Saat ini, Herman sudah punya sembilan cabang EC yang tersebar di Bandung dan sekitarnya. Sama seperti EC pusat, Herman juga menerapkan dua paket kursus, yakni private dan reguler. Namun, ada perbedaan tarif dan masa pertemuan belajar mengajar. Pada paket private, Herman mematok biaya Rp 799.000 per bulan dan reguler Rp 499.000. Adapun, masing-masing biaya untuk 50 kali pertemuan dalam jangka waktu tiga bulan. "Saat ini, kami sudah punya 300 member," imbuh pria berusia 28 tahun tersebut.
Dus, jika dihitung, omzet usaha Herman dari kursus Bahasa Inggris ini berkisar Rp 150 juta sampai Rp 240 juta per bulan.
Anda berminat membuka usaha kursus Bahasa Inggris ala EC? Tidak ada salahnya mencoba. Namun, ada beberapa kendala yang bisa menghambat perkembangan bisnis ini.
Menurut Zen, salah satu kendala utama bisnis ini adalah mencari sumber daya manusia untuk tenaga pengajar. Saat ini, kata Zen, jumlah Chef EC di seluruh Indonesia hanya sekitar 200 orang. Jadi, jika dibagi per cabang, jumlah Chef EC saat ini hanya sekitar 12 orang. Jumlah ini tentu tidak memadai untuk membimbing puluhan peserta kursus di satu cabang.
Itu sebabnya, EC tak memberlakukan syarat khusus bagi mereka yang tertarik menjadi Chef. Tidak ada kualifikasi TOEFL. Calon Chef hanya diharuskan melalui tahap berbagai seleksi, antara lain, tes tulis, interview dan micro teaching. Sebagian besar Chef EC adalah mahasiswa, papar Zen.
Bukan cuma itu. Sesuai namanya, kursus ala EC adalah belajar mengajar Bahasa Inggris dengan suasana santai di kafe. Persoalannya, meski ada jalinan kerja sama, para pemilik kafe tidak bisa menyediakan ruangan khusus atau private room bagi member saat menjalani kursus di kafe. Ini artinya, bukan mustahil, member akan merasa tidak nyaman, sehingga memutuskan untuk berhenti menjalani kursus.

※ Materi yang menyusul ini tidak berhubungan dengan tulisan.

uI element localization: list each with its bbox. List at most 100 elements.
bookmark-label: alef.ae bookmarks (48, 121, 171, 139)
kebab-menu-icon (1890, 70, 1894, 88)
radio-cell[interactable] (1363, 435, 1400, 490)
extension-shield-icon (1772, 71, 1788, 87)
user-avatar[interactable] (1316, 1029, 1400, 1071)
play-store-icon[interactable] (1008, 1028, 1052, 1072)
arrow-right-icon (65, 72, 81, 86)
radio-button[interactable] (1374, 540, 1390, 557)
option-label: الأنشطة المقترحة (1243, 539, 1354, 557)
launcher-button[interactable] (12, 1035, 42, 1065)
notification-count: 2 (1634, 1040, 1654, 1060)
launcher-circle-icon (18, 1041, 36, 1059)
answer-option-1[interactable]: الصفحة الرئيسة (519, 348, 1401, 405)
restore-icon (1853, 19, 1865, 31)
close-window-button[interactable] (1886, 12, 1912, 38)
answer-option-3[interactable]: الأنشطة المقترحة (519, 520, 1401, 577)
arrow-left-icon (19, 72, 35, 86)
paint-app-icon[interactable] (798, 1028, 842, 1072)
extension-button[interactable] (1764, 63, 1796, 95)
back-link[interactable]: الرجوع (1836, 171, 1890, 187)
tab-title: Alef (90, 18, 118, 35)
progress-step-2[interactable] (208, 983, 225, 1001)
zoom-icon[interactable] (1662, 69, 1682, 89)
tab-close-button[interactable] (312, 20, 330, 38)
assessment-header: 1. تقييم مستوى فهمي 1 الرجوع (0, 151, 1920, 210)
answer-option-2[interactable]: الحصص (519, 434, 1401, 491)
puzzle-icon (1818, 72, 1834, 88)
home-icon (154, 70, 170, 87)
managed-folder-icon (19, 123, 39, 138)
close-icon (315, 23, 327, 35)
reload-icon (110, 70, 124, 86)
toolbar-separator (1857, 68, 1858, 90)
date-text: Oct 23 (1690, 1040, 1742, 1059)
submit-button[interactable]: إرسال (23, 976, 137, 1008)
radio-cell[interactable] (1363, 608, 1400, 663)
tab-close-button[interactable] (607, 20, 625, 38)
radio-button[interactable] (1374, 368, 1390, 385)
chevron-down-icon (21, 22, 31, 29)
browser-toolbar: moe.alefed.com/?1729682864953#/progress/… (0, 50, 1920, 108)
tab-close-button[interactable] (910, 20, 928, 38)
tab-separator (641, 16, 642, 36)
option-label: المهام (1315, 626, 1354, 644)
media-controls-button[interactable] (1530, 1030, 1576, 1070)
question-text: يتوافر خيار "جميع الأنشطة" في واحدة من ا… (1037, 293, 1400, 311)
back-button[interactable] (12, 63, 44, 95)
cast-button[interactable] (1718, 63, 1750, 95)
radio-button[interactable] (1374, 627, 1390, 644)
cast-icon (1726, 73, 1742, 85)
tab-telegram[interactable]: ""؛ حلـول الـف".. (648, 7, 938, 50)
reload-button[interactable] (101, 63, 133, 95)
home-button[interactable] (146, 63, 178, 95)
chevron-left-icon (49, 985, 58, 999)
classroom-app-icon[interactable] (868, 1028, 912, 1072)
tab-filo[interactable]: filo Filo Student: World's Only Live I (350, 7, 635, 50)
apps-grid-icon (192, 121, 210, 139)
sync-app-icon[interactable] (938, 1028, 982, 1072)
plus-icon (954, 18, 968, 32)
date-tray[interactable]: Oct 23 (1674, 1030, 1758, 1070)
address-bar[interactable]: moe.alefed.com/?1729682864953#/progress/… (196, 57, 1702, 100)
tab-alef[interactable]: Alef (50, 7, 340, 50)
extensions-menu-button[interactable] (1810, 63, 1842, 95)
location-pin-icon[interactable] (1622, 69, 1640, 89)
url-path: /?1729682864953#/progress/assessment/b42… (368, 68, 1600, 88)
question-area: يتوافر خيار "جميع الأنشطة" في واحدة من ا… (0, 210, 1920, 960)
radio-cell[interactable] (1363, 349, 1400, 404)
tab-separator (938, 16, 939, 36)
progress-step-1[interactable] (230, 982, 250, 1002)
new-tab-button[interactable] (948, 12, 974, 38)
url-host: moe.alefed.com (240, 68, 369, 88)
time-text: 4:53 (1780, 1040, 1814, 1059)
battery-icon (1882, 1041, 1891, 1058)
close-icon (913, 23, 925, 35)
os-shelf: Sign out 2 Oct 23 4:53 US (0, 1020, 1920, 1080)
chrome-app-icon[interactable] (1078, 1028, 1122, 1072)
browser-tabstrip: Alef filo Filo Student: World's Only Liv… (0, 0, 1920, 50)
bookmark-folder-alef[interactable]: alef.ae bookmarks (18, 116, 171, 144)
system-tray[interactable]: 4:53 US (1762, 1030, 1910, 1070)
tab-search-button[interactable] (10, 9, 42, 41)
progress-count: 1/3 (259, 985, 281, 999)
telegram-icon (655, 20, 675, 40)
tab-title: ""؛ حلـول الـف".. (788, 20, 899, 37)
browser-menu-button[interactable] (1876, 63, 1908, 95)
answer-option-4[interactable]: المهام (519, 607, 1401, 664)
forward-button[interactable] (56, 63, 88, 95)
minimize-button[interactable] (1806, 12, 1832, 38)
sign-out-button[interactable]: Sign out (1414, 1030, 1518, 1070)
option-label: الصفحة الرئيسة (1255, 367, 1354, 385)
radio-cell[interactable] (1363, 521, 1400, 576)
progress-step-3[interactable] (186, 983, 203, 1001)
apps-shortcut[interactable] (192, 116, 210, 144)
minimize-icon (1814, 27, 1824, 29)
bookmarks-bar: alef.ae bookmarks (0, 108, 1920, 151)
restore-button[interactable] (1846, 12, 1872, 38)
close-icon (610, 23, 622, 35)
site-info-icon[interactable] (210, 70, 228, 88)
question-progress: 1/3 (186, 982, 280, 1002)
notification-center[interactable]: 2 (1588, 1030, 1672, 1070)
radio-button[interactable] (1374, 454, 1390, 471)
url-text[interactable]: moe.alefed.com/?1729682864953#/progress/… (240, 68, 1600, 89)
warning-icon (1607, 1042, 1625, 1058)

Tapi, jika Anda bisa mengatasi kendalanya, bisnis kursus Bahasa Inggris dengan metode belajar di kafe ini patut dicoba. EC ini satu-satunya lembaga kursus di Indonesia yang menawarkan konsep belajar di kafe. Kami tidak punya saingan dengan konsep serupa, tandas Zen dengan nada berpromosi.
Anda tertarik?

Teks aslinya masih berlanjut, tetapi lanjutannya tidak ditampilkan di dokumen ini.